Sivapalan Namasivay is an experienced anaesthesiologist. Since 2011, he has worked on several assignments with Médecins Sans Frontières (MSF): in Yemen, in Port Harcourt (Nigeria), and more recently in Syria. He has just spent a month in Jahun Hospital in the North of Nigeria, where MSF is responsible for maternity care, especially emergency obstetrics and newborn care.

What is MSF doing in its program in Jahun?

It is primarily focusing on maternal care. MSF operates out of a Government hospital facility where we are responsible for women coming in for maternity care. Pregnant mothers arrive here with serious complications such as cardiac failure secondary to severe anaemia and convulsions from severe eclampsia (high blood pressure in pregnancy). We try to reduce the associated morbidity (sickness or disease) and mortality by managing these complications and then providing a safe childbirth either by normal delivery or caesarean section. We also run a surgical treatment facility for the repair of vesico-vaginal fistulas (VVF). VVF is a terrible physical and psychological debility arising as a complication from improperly managed childbirth.

What did your mission consist of?

I was working in the operating theatre as a medical anaesthetist, where I supervised and assisted the three nurse-anaesthetists who provided the day to day anaesthetic services. Aside from that, and what I perceived as a more important role, was managing the medical emergencies of the patients admitted to the intensive care unit.

How important was your role in the treatment/care of our patients?

Most of our patients arrive in a compromised state of health and, what more, with the added problem of being in the late stages of pregnancy. The obstetricians work hard to ensure a safe delivery and the paediatrician takes care of the newborn. But the large majority of these patients have other complications that could endanger their lives and that of the unborn baby. In this situation, it is my role to manage these complications pre- and post-delivery and, when surgery is indicated, provide a safe mode of anaesthesia. Then there are also the patients admitted for extensive VVF repair surgery. Managing them pre-, intra- and post-surgery is also another responsibility of the medical anaesthetist.

What are the main difficulties faced by our patients?

A lot of young girls are married early, as young as 15 years old. They get pregnant at a very young age and also experience multiple pregnancies. Malnutrition and especially its associated anaemia make these pregnancies a health risk for both mother and child.
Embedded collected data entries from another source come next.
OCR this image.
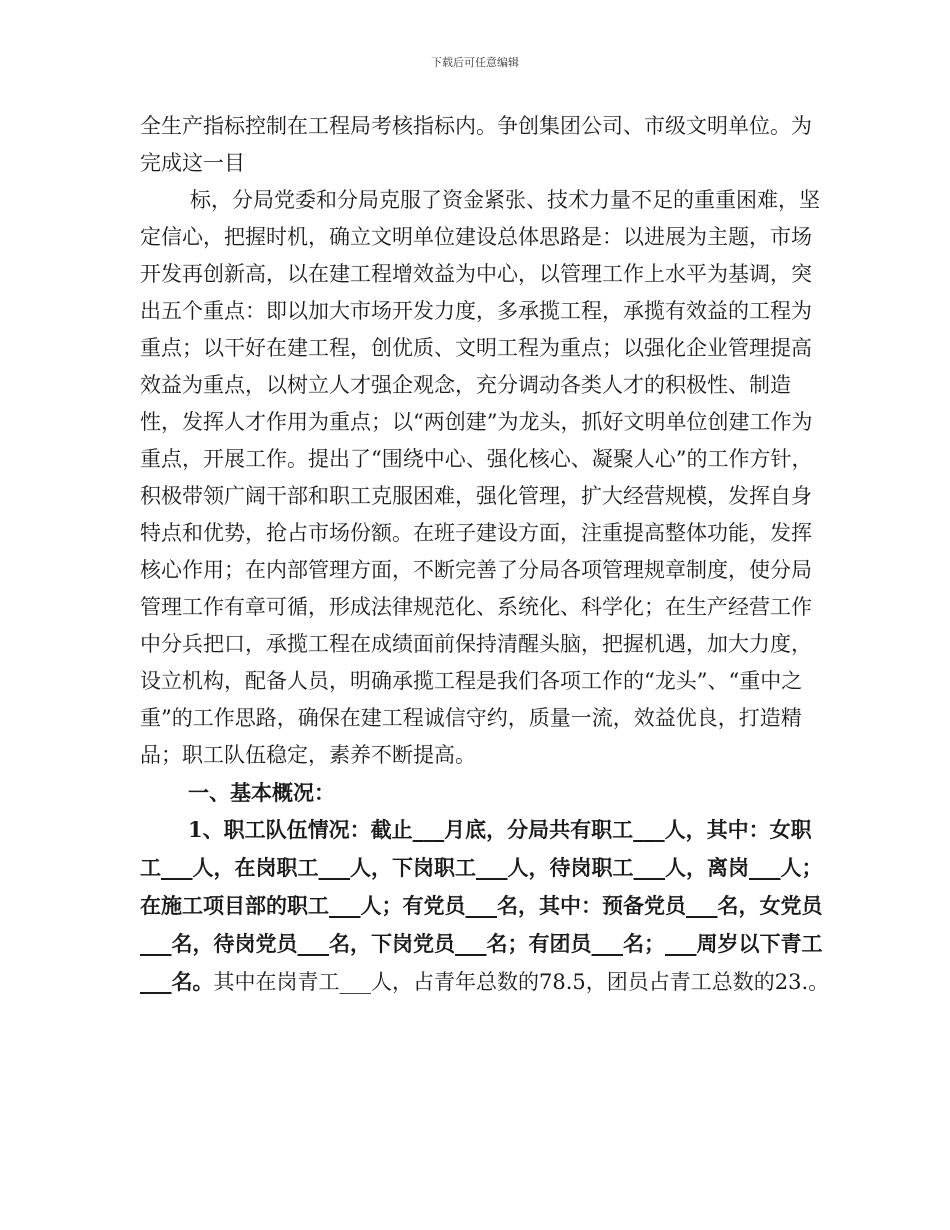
下载后可任意编辑

全生产指标控制在工程局考核指标内。争创集团公司、市级文明单位。为完成这一目

标，分局党委和分局克服了资金紧张、技术力量不足的重重困难，坚定信心，把握时机，确立文明单位建设总体思路是：以进展为主题，市场开发再创新高，以在建工程增效益为中心，以管理工作上水平为基调，突出五个重点：即以加大市场开发力度，多承揽工程，承揽有效益的工程为重点；以干好在建工程，创优质、文明工程为重点；以强化企业管理提高效益为重点，以树立人才强企观念，充分调动各类人才的积极性、制造性，发挥人才作用为重点；以“两创建”为龙头，抓好文明单位创建工作为重点，开展工作。提出了“围绕中心、强化核心、凝聚人心”的工作方针，积极带领广阔干部和职工克服困难，强化管理，扩大经营规模，发挥自身特点和优势，抢占市场份额。在班子建设方面，注重提高整体功能，发挥核心作用；在内部管理方面，不断完善了分局各项管理规章制度，使分局管理工作有章可循，形成法律规范化、系统化、科学化；在生产经营工作中分兵把口，承揽工程在成绩面前保持清醒头脑，把握机遇，加大力度，设立机构，配备人员，明确承揽工程是我们各项工作的“龙头”、“重中之重”的工作思路，确保在建工程诚信守约，质量一流，效益优良，打造精品；职工队伍稳定，素养不断提高。

一、基本概况：

1、职工队伍情况：截止___月底，分局共有职工___人，其中：女职工___人，在岗职工___人，下岗职工___人，待岗职工___人，离岗___人；在施工项目部的职工___人；有党员___名，其中：预备党员___名，女党员___名，待岗党员___名，下岗党员___名；有团员___名；___周岁以下青工___名。其中在岗青工___人，占青年总数的78.5，团员占青工总数的23.。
Also there is almost no ante-natal check-up. Then there is the prolonged labour they are subjected to; some are brought to the hospital after being in labour for as long as 36-48hrs. The incidence of difficult and obstructed labour is an important cause of the resultant VVF that these patients eventually suffer.

Can you share some patient stories?

A 16 year-old pregnant girl was brought to the hospital for breathing difficulties. She was found to be in cardiac failure secondary to very low haemoglobin of 2gm/dl. The normal level would be 12-15gm/dl. We managed to treat her cardiac failure and also transfuse blood to improve her haemoglobin level. Sadly the unborn foetus was diagnosed to be dead in-utero. Thus the patient had to be induced to deliver a dead baby. Apparently a year ago she had delivered a still birth.